Queen for the Day


I'm not sure why but I was in a terrible mood all day yesterday. Maybe it was that my housekeeper was supposed to come and I got the call that she's coming today. I can deal with a certain amount of clutter and chaos but when it goes over the line, something in me snaps and I am miserable. Plus we have a house guest, an old friend of Coop's and mine and the nicest, nicest guy, and he was going to stay in the spare room where we had our recent plumbing adventure. It took me almost three hours to clean that room because there was this layer of sheet rock dust on everything. (Well, okay, part of that three hours was taping and floating the huge hole in the wall and creating MORE dust by trying to match the texture, which meant sanding and...well, it got ugly.)

Anyway, I am not complaining about this (much) but the fact is that no one in my house has eyes to see the mess. My husband is the best man on earth but he just cannot see it. And my kids--there's still hope for them, but let's face it, putting up sixty million Polly Pocket pieces is not on their daily agenda. Anyway, it might have been that.

Or it might have been a little honest soul searching and realizing how hard it's going to be and how long it's going to be before I get back into shape. I haven't exercised since January when my foot said, "NO MORE!" in the middle of a speed walk with my friend Laura. It bums me out because I've never been so out of shape and heavy before in my life--not even when I was pregnant with Jane and had to do 20 weeks of bed rest. I was a lot younger then so I still had some native muscle tone. Now? Not so much. Um, not so...at all.

And then my children. Ai yi yi. The fighting. The food struggles. The bickering. The competition. The selfishness. The unhelpfulness. The hypochondria. I was pretty much at the end. Of. My. Rope. When I put the girls to bed last night, I was not my normal fun self. I was crabby and short with them and I just wanted someone to DO AS I FREAKING SAY.
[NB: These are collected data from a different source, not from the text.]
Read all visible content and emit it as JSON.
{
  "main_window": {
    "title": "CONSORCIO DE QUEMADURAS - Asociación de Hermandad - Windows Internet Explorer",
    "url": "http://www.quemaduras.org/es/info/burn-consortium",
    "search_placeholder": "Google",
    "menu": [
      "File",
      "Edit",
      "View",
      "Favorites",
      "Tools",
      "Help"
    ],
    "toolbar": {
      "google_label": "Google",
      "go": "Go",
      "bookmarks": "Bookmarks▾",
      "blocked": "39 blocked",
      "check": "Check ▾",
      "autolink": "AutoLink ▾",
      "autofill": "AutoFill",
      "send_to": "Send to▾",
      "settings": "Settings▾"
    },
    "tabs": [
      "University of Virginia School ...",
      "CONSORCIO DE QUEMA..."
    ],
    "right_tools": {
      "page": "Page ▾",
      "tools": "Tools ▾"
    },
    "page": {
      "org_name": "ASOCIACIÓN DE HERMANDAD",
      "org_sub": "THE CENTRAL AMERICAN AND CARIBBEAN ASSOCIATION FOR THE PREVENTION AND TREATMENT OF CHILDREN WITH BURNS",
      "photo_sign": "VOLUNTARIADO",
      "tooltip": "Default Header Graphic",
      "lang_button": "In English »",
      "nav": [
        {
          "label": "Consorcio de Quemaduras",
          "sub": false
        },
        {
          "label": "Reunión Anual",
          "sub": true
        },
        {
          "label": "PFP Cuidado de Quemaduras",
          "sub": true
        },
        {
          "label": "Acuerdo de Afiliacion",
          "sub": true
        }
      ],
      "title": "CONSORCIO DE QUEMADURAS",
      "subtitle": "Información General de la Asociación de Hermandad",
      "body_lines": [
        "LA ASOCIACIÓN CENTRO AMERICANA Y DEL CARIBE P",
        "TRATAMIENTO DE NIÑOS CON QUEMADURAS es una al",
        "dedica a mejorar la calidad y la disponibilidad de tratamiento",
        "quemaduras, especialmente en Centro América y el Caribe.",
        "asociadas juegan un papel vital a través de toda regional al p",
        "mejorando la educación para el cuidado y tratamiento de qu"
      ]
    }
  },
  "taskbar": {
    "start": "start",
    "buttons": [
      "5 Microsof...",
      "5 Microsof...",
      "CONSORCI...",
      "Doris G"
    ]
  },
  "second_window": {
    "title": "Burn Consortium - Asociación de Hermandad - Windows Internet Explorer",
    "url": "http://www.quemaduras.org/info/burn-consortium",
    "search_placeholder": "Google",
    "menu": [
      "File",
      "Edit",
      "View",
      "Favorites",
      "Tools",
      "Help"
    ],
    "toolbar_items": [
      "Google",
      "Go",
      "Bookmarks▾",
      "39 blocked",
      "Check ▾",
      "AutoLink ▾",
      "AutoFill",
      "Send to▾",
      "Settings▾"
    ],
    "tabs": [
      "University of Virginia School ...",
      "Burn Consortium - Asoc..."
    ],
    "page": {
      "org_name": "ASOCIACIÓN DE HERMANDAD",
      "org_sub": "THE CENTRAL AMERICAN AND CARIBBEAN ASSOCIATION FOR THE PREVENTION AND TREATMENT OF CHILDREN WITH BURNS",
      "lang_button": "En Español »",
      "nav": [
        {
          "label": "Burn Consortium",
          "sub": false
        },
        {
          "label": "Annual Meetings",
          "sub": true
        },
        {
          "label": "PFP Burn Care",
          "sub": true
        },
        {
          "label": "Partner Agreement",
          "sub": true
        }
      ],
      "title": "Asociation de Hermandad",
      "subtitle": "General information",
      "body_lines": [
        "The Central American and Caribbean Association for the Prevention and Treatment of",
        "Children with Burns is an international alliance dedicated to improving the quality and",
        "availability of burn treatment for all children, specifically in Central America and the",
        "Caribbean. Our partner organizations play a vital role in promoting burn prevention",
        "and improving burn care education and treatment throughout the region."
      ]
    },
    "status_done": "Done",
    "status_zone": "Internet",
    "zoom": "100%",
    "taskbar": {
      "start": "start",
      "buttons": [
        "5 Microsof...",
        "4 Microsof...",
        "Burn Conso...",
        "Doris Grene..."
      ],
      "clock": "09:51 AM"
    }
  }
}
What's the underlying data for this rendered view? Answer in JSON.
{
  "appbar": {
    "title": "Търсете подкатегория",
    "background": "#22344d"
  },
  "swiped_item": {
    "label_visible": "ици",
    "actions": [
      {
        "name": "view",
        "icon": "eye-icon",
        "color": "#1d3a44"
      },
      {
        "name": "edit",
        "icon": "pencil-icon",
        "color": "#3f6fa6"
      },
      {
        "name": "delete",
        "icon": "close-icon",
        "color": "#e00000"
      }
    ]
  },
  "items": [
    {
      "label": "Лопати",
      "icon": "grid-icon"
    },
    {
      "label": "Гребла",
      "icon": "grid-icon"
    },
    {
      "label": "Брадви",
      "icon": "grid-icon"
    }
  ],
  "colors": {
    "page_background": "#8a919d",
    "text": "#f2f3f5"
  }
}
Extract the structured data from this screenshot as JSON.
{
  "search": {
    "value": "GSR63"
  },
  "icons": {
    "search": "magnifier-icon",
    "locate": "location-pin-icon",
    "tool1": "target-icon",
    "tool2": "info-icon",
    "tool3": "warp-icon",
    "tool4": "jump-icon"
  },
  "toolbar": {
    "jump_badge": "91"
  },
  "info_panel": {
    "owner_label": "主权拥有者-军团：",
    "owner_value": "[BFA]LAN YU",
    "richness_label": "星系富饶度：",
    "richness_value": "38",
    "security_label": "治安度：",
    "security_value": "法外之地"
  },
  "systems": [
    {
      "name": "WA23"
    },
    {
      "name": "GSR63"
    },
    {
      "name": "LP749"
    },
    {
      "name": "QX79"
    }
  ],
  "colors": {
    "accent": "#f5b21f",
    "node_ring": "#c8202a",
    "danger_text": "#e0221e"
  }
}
But see, the girls conspired together (without fighting!) and today, I was made Queen for the Day. Seriously. I received the crown,
delivered by a lovely little princess at, ahem, 7:15 in the morning. But this was my reward for waking up and immediately trying to fit that tiara on my head.


And I wore the crown with pride, despite my unshowered and uncaffeinated self. See? I don't know. Being the Queen for the Day basically means only that I get to wear the crown(so far, things have been pretty much the same as always.) But, you know, the crown is pretty fun --I'm sitting here typing with it on. And my housekeeper is here. And maybe I'll sign some royal proclamation and get to take a nap later.

Right now, I'm just practicing my wave...

Comments

Tiffany said…
At my daughter's 11th birthday sleepover, one of her friends came down the stairs in the morning wearing a tiara and said, "The three princesses come down the stairs in the morning and the queen is cooking breakfast..."

I laughed. I didn't feel that much like a queen, cooking chocolate chip pancakes in shorts and a sweatshirt and trying to remember whether I'd brushed my teeth. She raced back up the stairs and came back with a crown for me.

Cooking chocolate chip pancakes in a CROWN is a whole different experience.
Madame Ex said…
Great insight that they don't even SEE the mess. Last week my daughter thoroughly cleaned her room--very thoroughly, because that was a condition of bringing home a pair of mice her friend had offered. The next day I went into her room and asked, "Why are your DVDs on the floor at the end of your bed?" And she said (seemingly sincerely), "Oh, I didn't know they were."

They were hard to miss, with the rest of the floor entirely clean, and she must have put them there, but I BELIEVED that she somehow didn't know they were there...this child who is a whiz at "Where's Waldo?" and the "I Spy" books.
Marion Gropen said…
Yup, there's a gene for the ability to see things sitting in the middle of the floor. It doesn't seem to express itself until after adolescence, though. And I think that it's recessive in men. Certainly my husband doesn't have it!

In any case, I have definitely been in your shoes, and am so happy for you that your children came through with such a touching gesture. You're obviously doing some big things right with them!
Anonymous said…
Lovely writing and keep the crown on. You are queen of your little empire.

Stop by often. Glad to have discovered you. Cheers!